Could she? Not for the first time since the nurse had given her, over the telephone, the awaited gift of her father’s death did Lynne feel in her new freedom an abysmal purposelessness; she glimpsed the possibility that her father had needed her as none of the living did, that her next service to everyone, having killed him, was herself to die. Martin was lethal in his new manner, all efficient vitality, hugging the children ardently, talking to each with a self-conscious and compressed attentiveness unknown in the years when he had absent-mindedly shared their home. He even presumed to tap Lynne on the bottom as she stood at the stove, as if she were one more child to be touched. In the hour before dinner, he raced around the house changing lightbulbs, bleeding the furnace, replacing window shades that had fallen from the temperamental little sockets up high. His virtuoso show of dutifulness—his rapid survey of the photographs the boys had developed in their darkroom, the brisk lesson in factoring he administered to his younger daughter—to Lynne felt intended to put her to shame. His removal, rather than bringing her and the children closer together, had put distance between them. They blamed her for losing him. They blamed themselves. Night after night they sat wordless around the dinner table, chewing their failure. Now he was here, pulling the wine cork, celebrating her father’s death. “Lynne, d
ear”—a locution of Harriet’s he had acquired—“tell us all why you can’t seem to replace the burned-out lightbulbs. Is it the unscrewing or the screwing in that frightens you?” Lethal, but attractive; Harriet had made of him something smaller but more positive, less timorous and diffuse. Before, he had been in the house like the air they unthinkingly breathed; now he manifested himself among them as a power, his show of energy and duty vindictive—the display of a treasure they had wasted.
Lynne told him, “I’ve been so busy getting my father to die I didn’t notice which bulbs were on and which were off. I haven’t even read a newspaper for days.”
Martin ignored her defense. “Poor Grandpa,” he said, gazing about at the children as if one more parental duty fallen to him was to remind them to mourn.
Hate, pure tonic hatred of this man, filled her and seemed to lift her free; he sensed it, from his end of the table, through the candlelit mist of children, and smiled. He wanted her hate. But it flickered off, like a bad lightbulb. She was not free.

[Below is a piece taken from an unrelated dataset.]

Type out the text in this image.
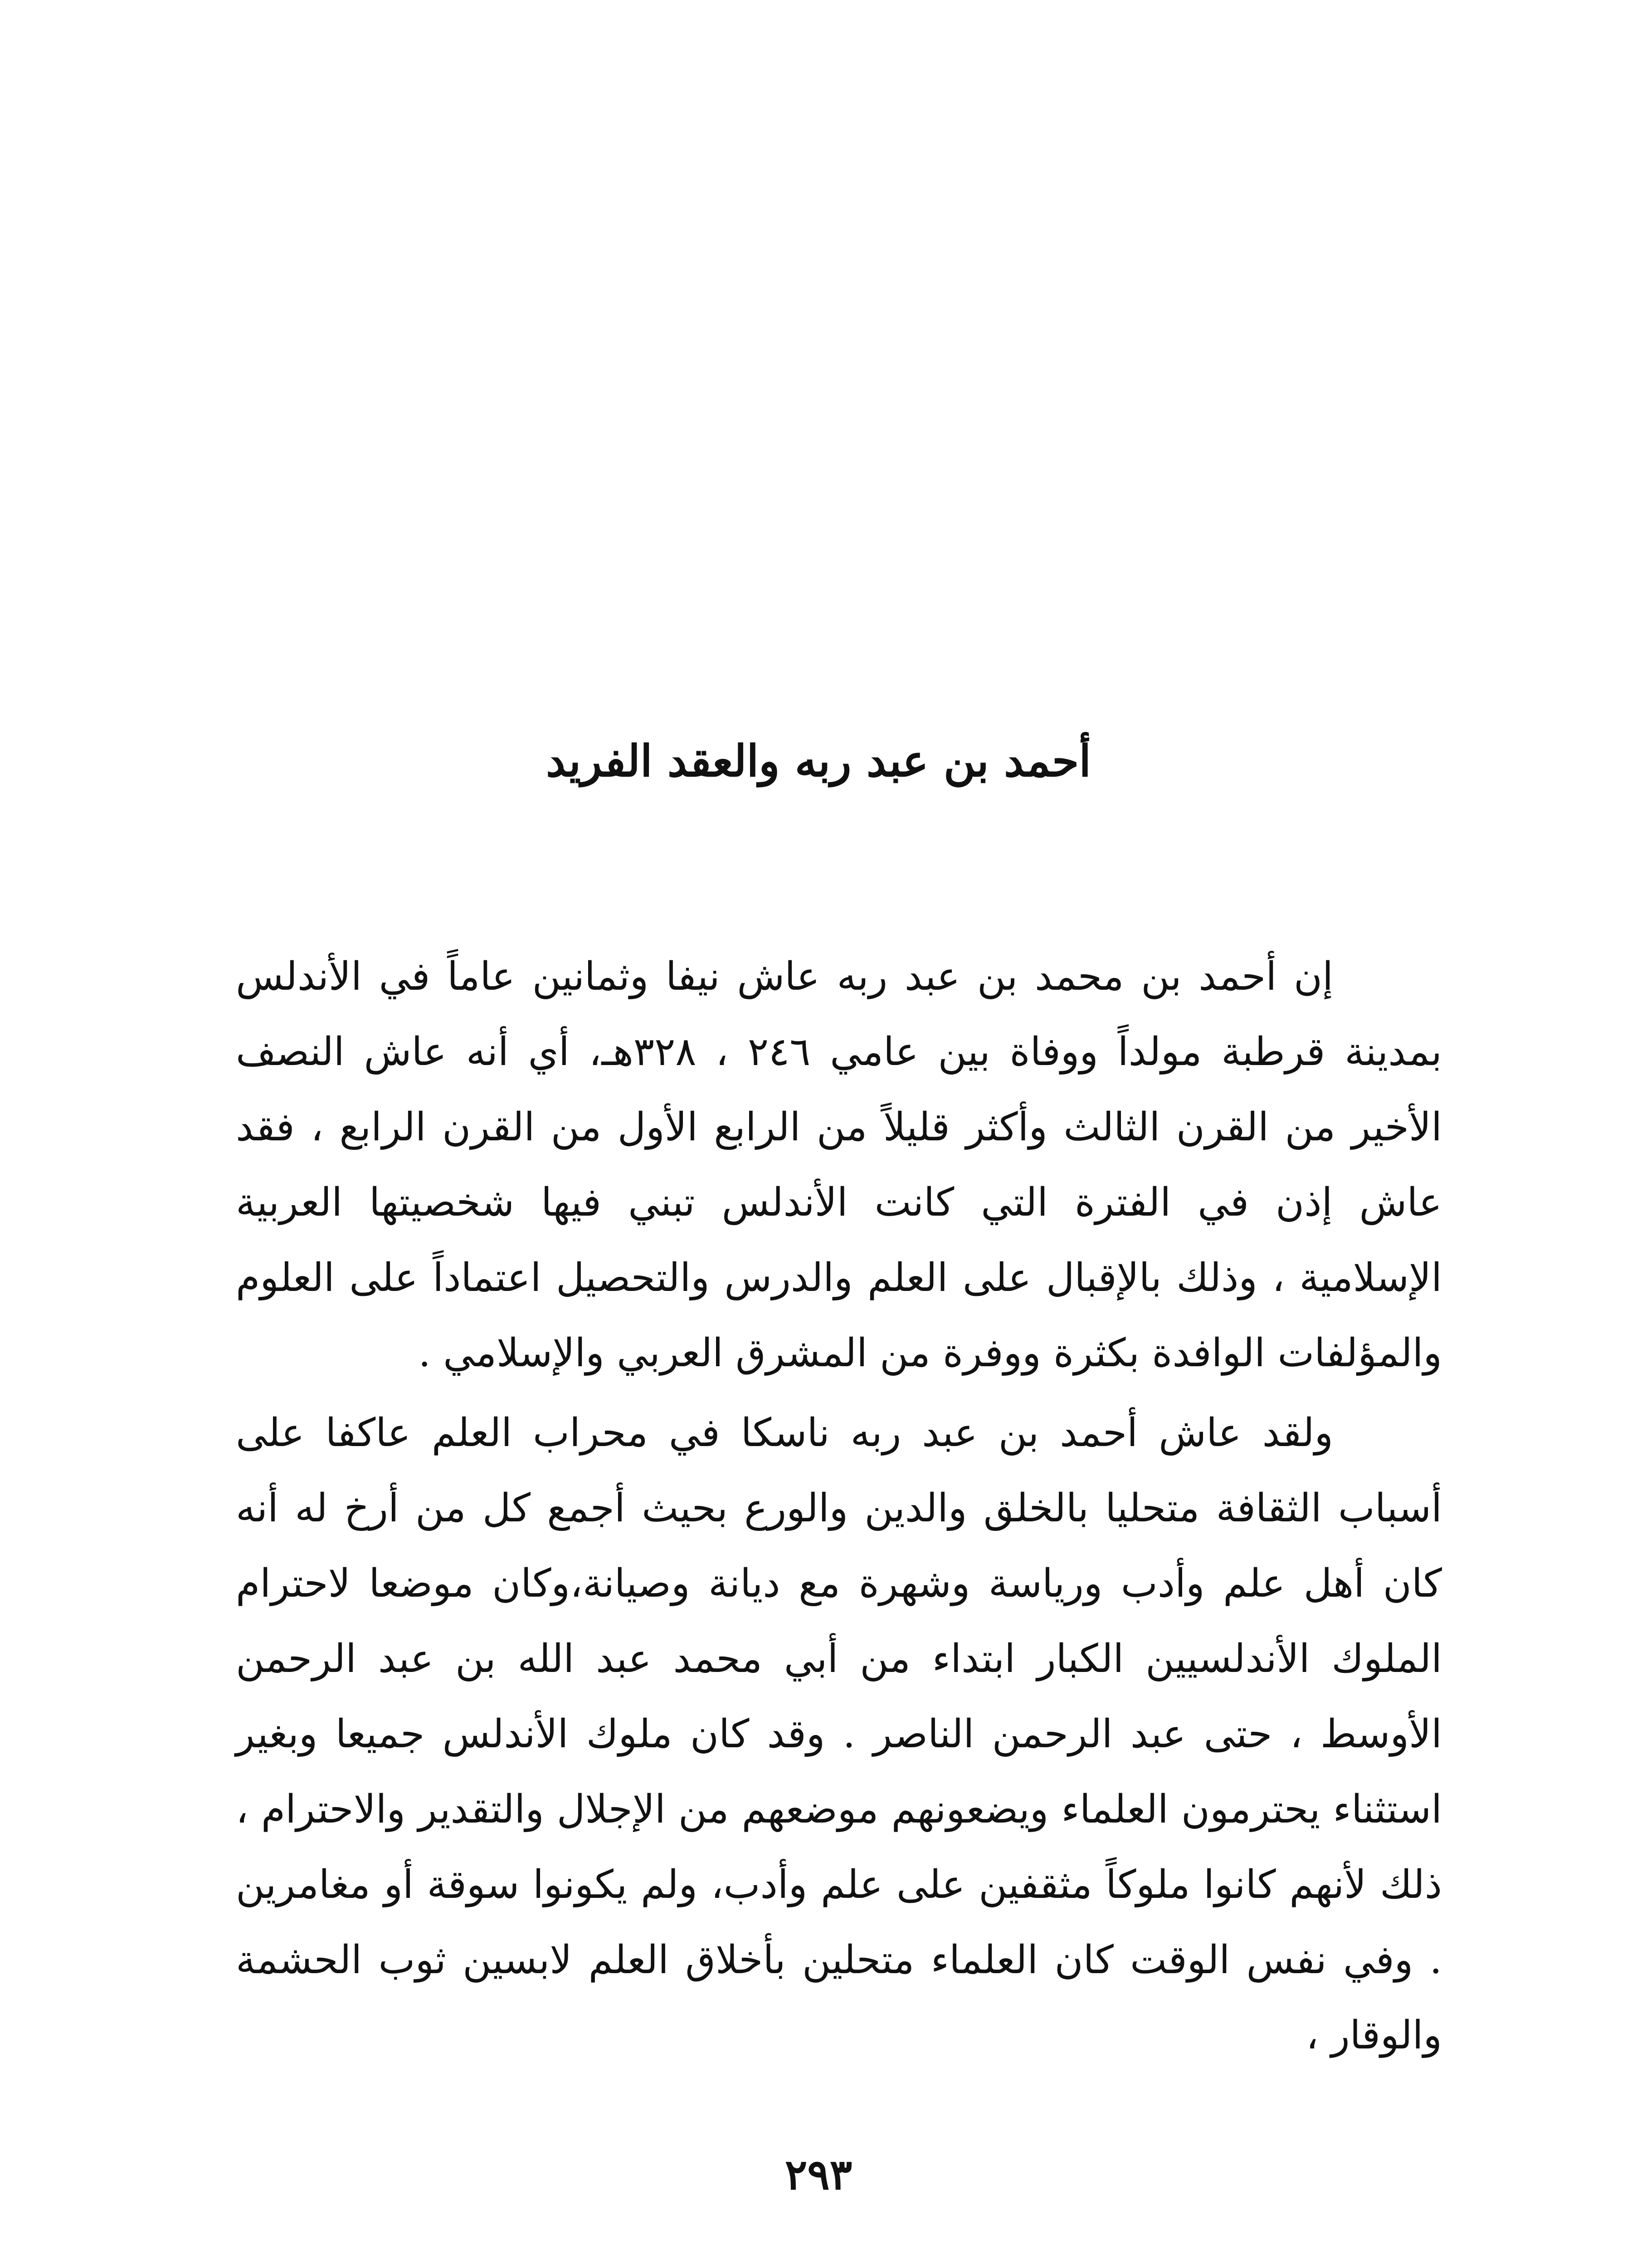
أحمد بن عبد ربه والعقد الفريد

إن أحمد بن محمد بن عبد ربه عاش نيفا وثمانين عاماً في الأندلس بمدينة قرطبة مولداً ووفاة بين عامي ٢٤٦ ، ٣٢٨هـ، أي أنه عاش النصف الأخير من القرن الثالث وأكثر قليلاً من الرابع الأول من القرن الرابع ، فقد عاش إذن في الفترة التي كانت الأندلس تبني فيها شخصيتها العربية الإسلامية ، وذلك بالإقبال على العلم والدرس والتحصيل اعتماداً على العلوم والمؤلفات الوافدة بكثرة ووفرة من المشرق العربي والإسلامي .

ولقد عاش أحمد بن عبد ربه ناسكا في محراب العلم عاكفا على أسباب الثقافة متحليا بالخلق والدين والورع بحيث أجمع كل من أرخ له أنه كان أهل علم وأدب ورياسة وشهرة مع ديانة وصيانة،وكان موضعا لاحترام الملوك الأندلسيين الكبار ابتداء من أبي محمد عبد الله بن عبد الرحمن الأوسط ، حتى عبد الرحمن الناصر . وقد كان ملوك الأندلس جميعا وبغير استثناء يحترمون العلماء ويضعونهم موضعهم من الإجلال والتقدير والاحترام ، ذلك لأنهم كانوا ملوكاً مثقفين على علم وأدب، ولم يكونوا سوقة أو مغامرين . وفي نفس الوقت كان العلماء متحلين بأخلاق العلم لابسين ثوب الحشمة والوقار ،

٢٩٣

He helped her do the dishes. Living alone, Martin had learned some habits of housework: another new trick. As he moved around her, avoiding touching her, drying each dish with a comical bachelor care, she felt him grow weary; he, too, was mortal. In his weariness, he had slipped from Harriet’s orbit back into hers. “Want me to go?” he asked, shyly.
“Sure. Why not? You always do.”
“I thought, Grandpa dead and everything, you might get too depressed alone.”
“Don’t you want to go tell Harriet all about the marvellous funeral she missed?”
“No. She doesn’t expect it. She said to be nice to you.”
So his offer came from Harriet, not him. He was being given a night out, like the vulgarest of lower-class husbands. And Lynne was herself too weary to fight the gift, to scorn it.
“The children are all here,” she told him. “There’s no extra bed. You’ll have to sleep with me.”